I heard Greg leave the room, probably to get me a glass of water and to check Courtney was okay. I soon felt Greg come and kiss me on the head and sit next to me. He started rubbing my back and playing with my hair. He always did this so that I would feel calm and fall to sleep easily. I soon startled myself to be awake, realising I didn't take my other meds that I always take before I go to sleep. Greg realised I hadn't took my other meds and went to grab them for me. I took them quickly and then lied back down and tried to go back to sleep.
The next morning
After being awake for a few hours just mindlessly scrolling on my phone Greg woke up. He had left my crutches in the living room last night so I couldn't move from bed. When he realised I was awake he leant over to give me a kiss.
"How long have you been awake?" He asked me
"A few hours, my knee was hurting and I didn't want to wake you so I just adjusted myself" I replied to him.
"Oh darling, you should have woke me up. I wouldn't have minded, you know that" he told me, holding me close. I felt tears welling in my eyes, knowing I will never have the courage to wake him up, too scared he might hurt me or be mad. Stupid trauma has me on edge for my whole life.
"I know. Did Courtney stay in the guest room?" I asked him. He gave me a small nod before picking me up and carrying me to the living room. Greg set me down on the sofa and it was then when I realised Courtney sat there. I still felt bad for not saying goodnight to her last night.
Time skip
Me and Courtney just got to the theatre. I decided to still go in as I don't want to forget the show at all, and I want to let everybody know what happened face to face. We go and sit in the dressing room for a while, and Courtney started pin curling her hair, already knowing she was on today. Collette soon arrived and we got the call for warm up. Slowly Courtney and Collette walked with me, and made sure I was safe, due to there being a lot of stairs. Soon we got to the stage, but just as we were about to go on I froze. I felt like I couldn't move. My heart started to pound and my breathing quickened. I tried to move but I felt like I was paralysed. I forgot to tell that to Courtney. Sometimes when I get too anxious I freeze and can't move, I also can't hear anything.

Courtney POV
We were just about to step onto the stage for warm up when Vicki stopped in her tracks. I didn't know what was happening so I kept on asking her but she was acting like she couldn't hear me. I notice Vicks breathing start to get more rapid and I tried to calm her down. I remembered from when I first met Vicki and did some research about severe anxiety attacks and saw that sometimes the person experiencing the attack may not be able to hear anything, and sometimes feel like they can't move. I quickly shouted for someone to get a chair that I could sit Vicki down on and hope that I could grasp her attention so she could calm down. Collette had realised what was happening and was starting to panic herself. I mean it is really understandable as she is still quite young and has only witnessed Vicki have one panic attack and it wasn't a bad one either. I called Georgia over and she took Collette onto the stage to be with everybody else and to start warm up.

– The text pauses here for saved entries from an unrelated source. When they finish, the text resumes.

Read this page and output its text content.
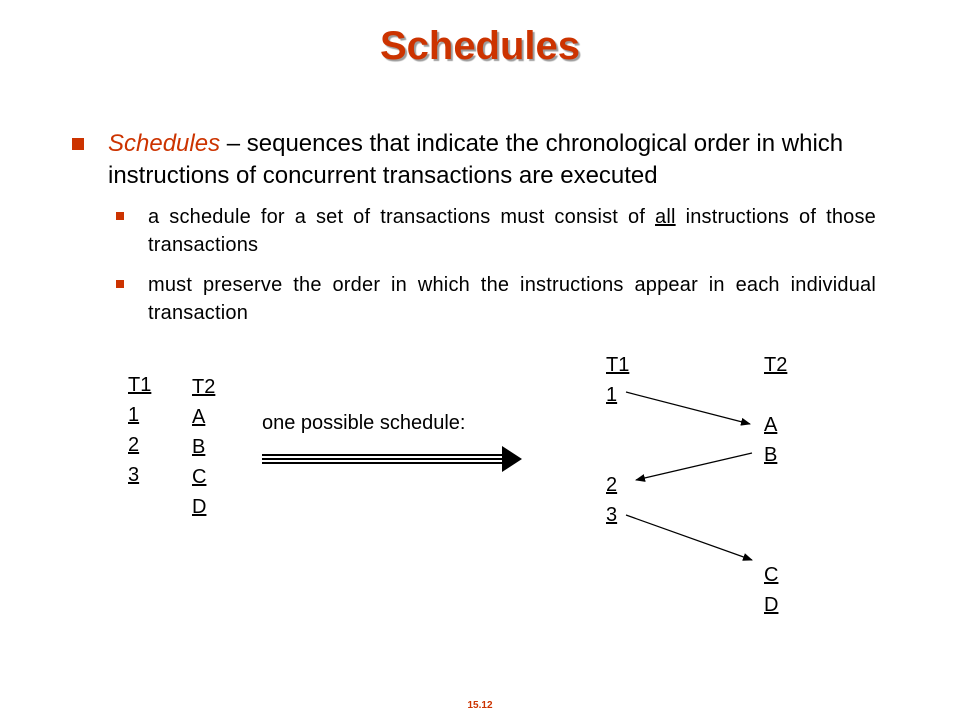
Schedules
Schedules – sequences that indicate the chronological order in which instructions of concurrent transactions are executed
a schedule for a set of transactions must consist of all instructions of those transactions
must preserve the order in which the instructions appear in each individual transaction
T1
1
2
3
T2
A
B
C
D
one possible schedule:
T1
1
2
3
T2
A
B
C
D
15.12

Whilst Collette was starting to panic I had hold of Vicki's hands and was rubbing small circles on the back of them, trying to grasp her attention. Once I could hear the music from warm up play I noticed that Vicks had started to calm down. She was really disoriented and her eyes were darting around, like she was trying to figure out where she was. After about five minutes Vicki was back to normal, except from the fact she was mute. Always happened when she had a panic attack so I was expecting it.
We decided it was best for Vicki to go home and she decided she wanted to go to her parents. I had met her parents once and that was on press night and they gave me their phone numbers incase I ever needed them so I gave them a call asking them to pick Vicki up from the theatre. After about thirty minutes they arrived and got Vicki in the car. Obviously we had a chat before they left and Vicki was clinging to her mum, as if she was more anxious than usual and was struggling to cope.
I feel there is something else going on in vickis brain but I just can't seem to figure out what.

Look who finally updated. Sorry about the wait but now I'm in isolation again I have time to write!